Informasi dalam PNR, seperti nomor telepon dan alamat email, juga informasi pembayaran dapat saja digunakan untuk membatalkan, mengubah, atau mengganti pemesanan. "Mereka juga dapat memanfaatkan informasi yang terkandung untuk mencoba mengakses atau mentransfer mil frequent flyer dari akun," kata dia.
Robek setelah Sampai Tujuan
John Rose, kepala bagian risiko untuk ALTOUR, perusahaan manajemen perjalanan korporat global, menyarankan untuk menggunakan boarding pass dan rencana perjalanan elektronik jika memungkinkan dan membagikannya hanya dengan kontak darurat jika diperlukan.
"Jika perlu menggunakan boarding pass cetak, pastikan Anda menyimpannya dengan aman selama perjalanan dan merobeknya setelah Anda kembali ke rumah," sarannya.
Selain meninggalkan boarding pass di pesawat, penumpang juga sebaiknya tidak mengunggah foto boarding pass di media sosial karena risikonya juga sama, bahkan bisa lebih besar.
Peretasan Boarding Pass
Robinson Jardin, kepala media sosial dan digital untuk NordVPN, sebuah perusahaan perangkat lunak keamanan siber, mengatakan bahwa barcode pada boarding pass dapat dibaca oleh hampir semua orang yang memiliki perangkat lunak daring gratis.
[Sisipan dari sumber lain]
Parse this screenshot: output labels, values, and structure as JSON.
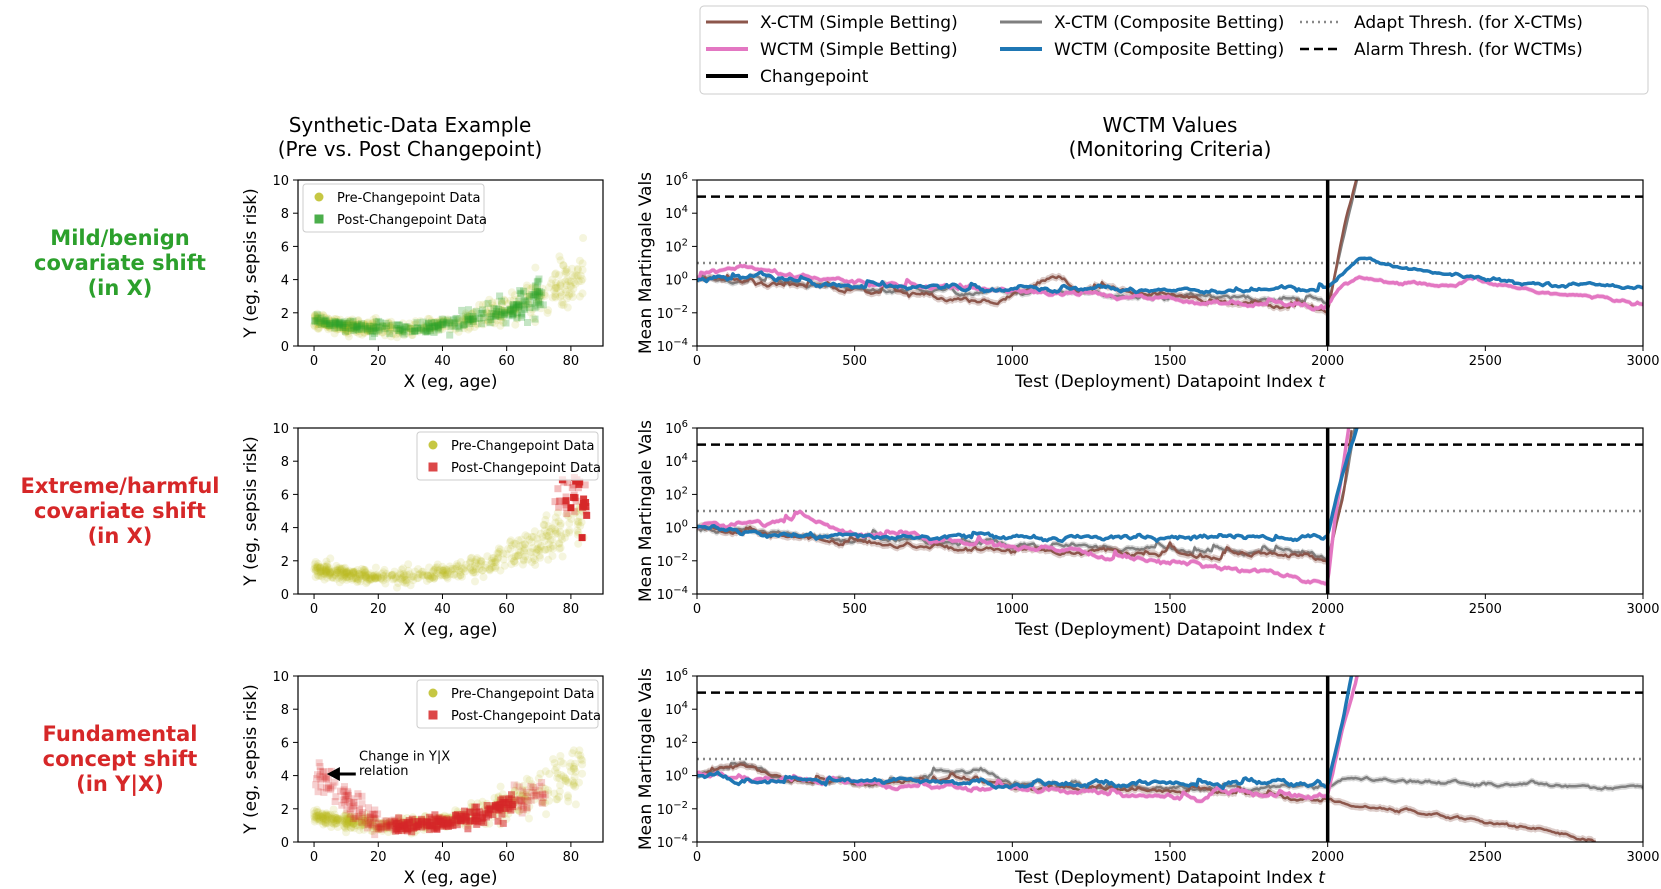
{
  "figure": {
    "left_column_title": [
      "Synthetic-Data Example",
      "(Pre vs. Post Changepoint)"
    ],
    "right_column_title": [
      "WCTM Values",
      "(Monitoring Criteria)"
    ],
    "colors": {
      "xctm_simple": "#8c564b",
      "wctm_simple": "#e377c2",
      "xctm_composite": "#7f7f7f",
      "wctm_composite": "#1f77b4",
      "changepoint": "#000000",
      "pre": "#bcbd22",
      "post_green": "#2ca02c",
      "post_red": "#d62728"
    }
  },
  "legend": {
    "entries": [
      {
        "label": "X-CTM (Simple Betting)",
        "key": "xctm_simple",
        "style": "solid"
      },
      {
        "label": "X-CTM (Composite Betting)",
        "key": "xctm_composite",
        "style": "solid"
      },
      {
        "label": "Adapt Thresh. (for X-CTMs)",
        "key": "adapt",
        "style": "dotted"
      },
      {
        "label": "WCTM (Simple Betting)",
        "key": "wctm_simple",
        "style": "solid"
      },
      {
        "label": "WCTM (Composite Betting)",
        "key": "wctm_composite",
        "style": "solid"
      },
      {
        "label": "Alarm Thresh. (for WCTMs)",
        "key": "alarm",
        "style": "dashed"
      },
      {
        "label": "Changepoint",
        "key": "changepoint",
        "style": "solid"
      }
    ]
  },
  "rows": [
    {
      "label": [
        "Mild/benign",
        "covariate shift",
        "(in X)"
      ],
      "label_color": "#2ca02c",
      "scatter_legend": [
        "Pre-Changepoint Data",
        "Post-Changepoint Data"
      ],
      "legend_position": "top-left",
      "post_color_key": "post_green",
      "post_mode": "green",
      "annotation": null
    },
    {
      "label": [
        "Extreme/harmful",
        "covariate shift",
        "(in X)"
      ],
      "label_color": "#d62728",
      "scatter_legend": [
        "Pre-Changepoint Data",
        "Post-Changepoint Data"
      ],
      "legend_position": "top-right",
      "post_color_key": "post_red",
      "post_mode": "extreme",
      "annotation": null
    },
    {
      "label": [
        "Fundamental",
        "concept shift",
        "(in Y|X)"
      ],
      "label_color": "#d62728",
      "scatter_legend": [
        "Pre-Changepoint Data",
        "Post-Changepoint Data"
      ],
      "legend_position": "top-right",
      "post_color_key": "post_red",
      "post_mode": "concept",
      "annotation": [
        "Change in Y|X",
        "relation"
      ]
    }
  ],
  "chart_data": [
    {
      "type": "scatter",
      "panel": "scatter",
      "xlabel": "X (eg, age)",
      "ylabel": "Y (eg, sepsis risk)",
      "xlim": [
        -5,
        90
      ],
      "ylim": [
        0,
        10
      ],
      "xticks": [
        0,
        20,
        40,
        60,
        80
      ],
      "yticks": [
        0,
        2,
        4,
        6,
        8,
        10
      ],
      "series": [
        {
          "name": "Pre-Changepoint Data",
          "trend": "y = 1 + 0.0012*(x-25)^2 (for x>25 slightly steeper)",
          "x_range": [
            0,
            85
          ]
        },
        {
          "name": "Post-Changepoint Data",
          "x_range_by_row": [
            [
              0,
              75
            ],
            [
              75,
              85
            ],
            [
              0,
              70
            ]
          ]
        }
      ]
    },
    {
      "type": "line",
      "panel": "martingale",
      "xlabel": "Test (Deployment) Datapoint Index",
      "xlabel_italic": "t",
      "ylabel": "Mean Martingale Vals",
      "xlim": [
        0,
        3000
      ],
      "ylim_log10": [
        -4,
        6
      ],
      "xticks": [
        0,
        500,
        1000,
        1500,
        2000,
        2500,
        3000
      ],
      "ytick_exponents": [
        -4,
        -2,
        0,
        2,
        4,
        6
      ],
      "ytick_base": "10",
      "changepoint": 2000,
      "adapt_threshold": 10,
      "alarm_threshold": 100000,
      "series_keypoints": [
        {
          "row": 1,
          "xctm_simple": [
            [
              0,
              0
            ],
            [
              200,
              -0.3
            ],
            [
              500,
              -0.6
            ],
            [
              800,
              -1.0
            ],
            [
              950,
              -1.4
            ],
            [
              1000,
              -0.8
            ],
            [
              1150,
              0.2
            ],
            [
              1200,
              -0.6
            ],
            [
              1500,
              -1.0
            ],
            [
              1800,
              -1.5
            ],
            [
              1950,
              -1.6
            ],
            [
              2000,
              -2.0
            ],
            [
              2050,
              3.0
            ],
            [
              2100,
              6.5
            ]
          ],
          "xctm_composite": [
            [
              0,
              0
            ],
            [
              500,
              -0.6
            ],
            [
              1000,
              -0.8
            ],
            [
              1500,
              -1.0
            ],
            [
              1950,
              -1.2
            ],
            [
              2000,
              -1.6
            ],
            [
              2050,
              2.5
            ],
            [
              2100,
              6.5
            ]
          ],
          "wctm_simple": [
            [
              0,
              0
            ],
            [
              100,
              0.8
            ],
            [
              250,
              0.3
            ],
            [
              500,
              -0.2
            ],
            [
              1000,
              -0.7
            ],
            [
              1500,
              -1.2
            ],
            [
              1950,
              -1.8
            ],
            [
              2000,
              -1.5
            ],
            [
              2050,
              -0.3
            ],
            [
              2100,
              0
            ],
            [
              2400,
              -0.5
            ],
            [
              2450,
              0
            ],
            [
              2700,
              -0.8
            ],
            [
              3000,
              -1.4
            ]
          ],
          "wctm_composite": [
            [
              0,
              0
            ],
            [
              200,
              0.2
            ],
            [
              500,
              -0.4
            ],
            [
              1000,
              -0.5
            ],
            [
              1500,
              -0.6
            ],
            [
              1950,
              -0.6
            ],
            [
              2000,
              -0.5
            ],
            [
              2100,
              1.3
            ],
            [
              2300,
              0.5
            ],
            [
              2600,
              -0.2
            ],
            [
              3000,
              -0.4
            ]
          ]
        },
        {
          "row": 2,
          "xctm_simple": [
            [
              0,
              0
            ],
            [
              300,
              -0.5
            ],
            [
              600,
              -1.0
            ],
            [
              1000,
              -1.3
            ],
            [
              1300,
              -1.5
            ],
            [
              1700,
              -1.8
            ],
            [
              1850,
              -1.6
            ],
            [
              1950,
              -1.8
            ],
            [
              2000,
              -2.0
            ],
            [
              2050,
              2.0
            ],
            [
              2080,
              6.5
            ]
          ],
          "xctm_composite": [
            [
              0,
              0
            ],
            [
              500,
              -0.7
            ],
            [
              1000,
              -1.0
            ],
            [
              1500,
              -1.3
            ],
            [
              1950,
              -1.6
            ],
            [
              2000,
              -2.0
            ],
            [
              2060,
              3.0
            ],
            [
              2090,
              6.5
            ]
          ],
          "wctm_simple": [
            [
              0,
              0
            ],
            [
              170,
              0.3
            ],
            [
              350,
              0.5
            ],
            [
              500,
              -0.3
            ],
            [
              1000,
              -1.2
            ],
            [
              1500,
              -2.1
            ],
            [
              1800,
              -2.6
            ],
            [
              2000,
              -3.5
            ],
            [
              2020,
              0
            ],
            [
              2070,
              6.5
            ]
          ],
          "wctm_composite": [
            [
              0,
              0
            ],
            [
              300,
              -0.5
            ],
            [
              600,
              -0.6
            ],
            [
              1500,
              -0.6
            ],
            [
              2000,
              -0.6
            ],
            [
              2050,
              3.5
            ],
            [
              2100,
              6.5
            ]
          ]
        },
        {
          "row": 3,
          "xctm_simple": [
            [
              0,
              0
            ],
            [
              150,
              0.6
            ],
            [
              300,
              -0.3
            ],
            [
              600,
              -0.5
            ],
            [
              900,
              -0.2
            ],
            [
              1000,
              -0.6
            ],
            [
              1300,
              -0.9
            ],
            [
              1600,
              -1.0
            ],
            [
              1950,
              -1.4
            ],
            [
              2000,
              -1.5
            ],
            [
              2100,
              -1.8
            ],
            [
              2400,
              -2.5
            ],
            [
              2700,
              -3.3
            ],
            [
              2850,
              -4.0
            ]
          ],
          "xctm_composite": [
            [
              0,
              0
            ],
            [
              150,
              0.8
            ],
            [
              300,
              -0.3
            ],
            [
              600,
              -0.4
            ],
            [
              900,
              0.3
            ],
            [
              1000,
              -0.5
            ],
            [
              1500,
              -0.8
            ],
            [
              2000,
              -0.7
            ],
            [
              2050,
              -0.3
            ],
            [
              2100,
              -0.2
            ],
            [
              2300,
              -0.4
            ],
            [
              3000,
              -0.7
            ]
          ],
          "wctm_simple": [
            [
              0,
              0
            ],
            [
              300,
              -0.3
            ],
            [
              600,
              -0.5
            ],
            [
              1000,
              -0.8
            ],
            [
              1500,
              -1.3
            ],
            [
              1600,
              -1.6
            ],
            [
              1650,
              -0.9
            ],
            [
              1950,
              -1.2
            ],
            [
              2000,
              -1.2
            ],
            [
              2050,
              3.0
            ],
            [
              2100,
              6.5
            ]
          ],
          "wctm_composite": [
            [
              0,
              0
            ],
            [
              150,
              -0.4
            ],
            [
              300,
              -0.3
            ],
            [
              600,
              -0.4
            ],
            [
              1000,
              -0.5
            ],
            [
              1500,
              -0.4
            ],
            [
              2000,
              -0.6
            ],
            [
              2050,
              3.5
            ],
            [
              2080,
              6.5
            ]
          ]
        }
      ]
    }
  ]
}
Sebagian besar boarding pass maskapai penerbangan kini berisi kode batang atau kode QR. "Dan pada kode batang ini, terdapat banyak informasi yang dapat digunakan peretas," kata Jardin, seperti dilansir dari Forbes. Selain identifikasi pribadi dan detail kontak, kode tersebut biasanya berisi nomor reservasi dan nomor frequent flyer. Kode tersebut bahkan dapat berisi paspor atau nomor SIM Anda. Data semacam ini dapat dijual di web gelap dan akhirnya digunakan untuk mencuri identitas korban, membuka rekening kartu kredit, atau melakukan pembelian yang tidak sah. Peretas akan senang mendapatkannya.
"Akan lebih mudah dibaca jika itu adalah tangkapan layar barcode itu sendiri," kata Jardin.
Bahkan kepala negara pun dapat melakukan kesalahan keamanan siber. Pada 2020, mantan Perdana Menteri Australia Tony Abbott diretas dalam waktu satu jam setelah mengunggah foto Instagram berisi boarding pass Qantas miliknya. Dalam kasus tersebut, peretas tersebut bersikap baik dan memberi tahu Abbott tentang potensi pelanggaran keamanan.
Namun, sebagian besar peretas memiliki motif jahat, terutama dalam hal kredensial frequent flyer. Jika seorang peretas dapat mengakses poin mileage penumpang, ia dapat memanfaatkannya sendiri.
Jenis serangan sekunder sering dilakukan melalui rekayasa sosial. Peretas akan berpura-pura menjadi bagian dari maskapai penerbangan dan mengirim email atau menelepon penumpang, mungkin meminta rincian kartu kredit untuk mengonfirmasi penerbangan pulang.
"Atau peretas mungkin menelepon maskapai penerbangan dengan berpura-pura menjadi penumpang, memberikan informasi yang ada pada barcode boarding pass untuk mengumpulkan lebih banyak informasi tentang penumpang," kata dia.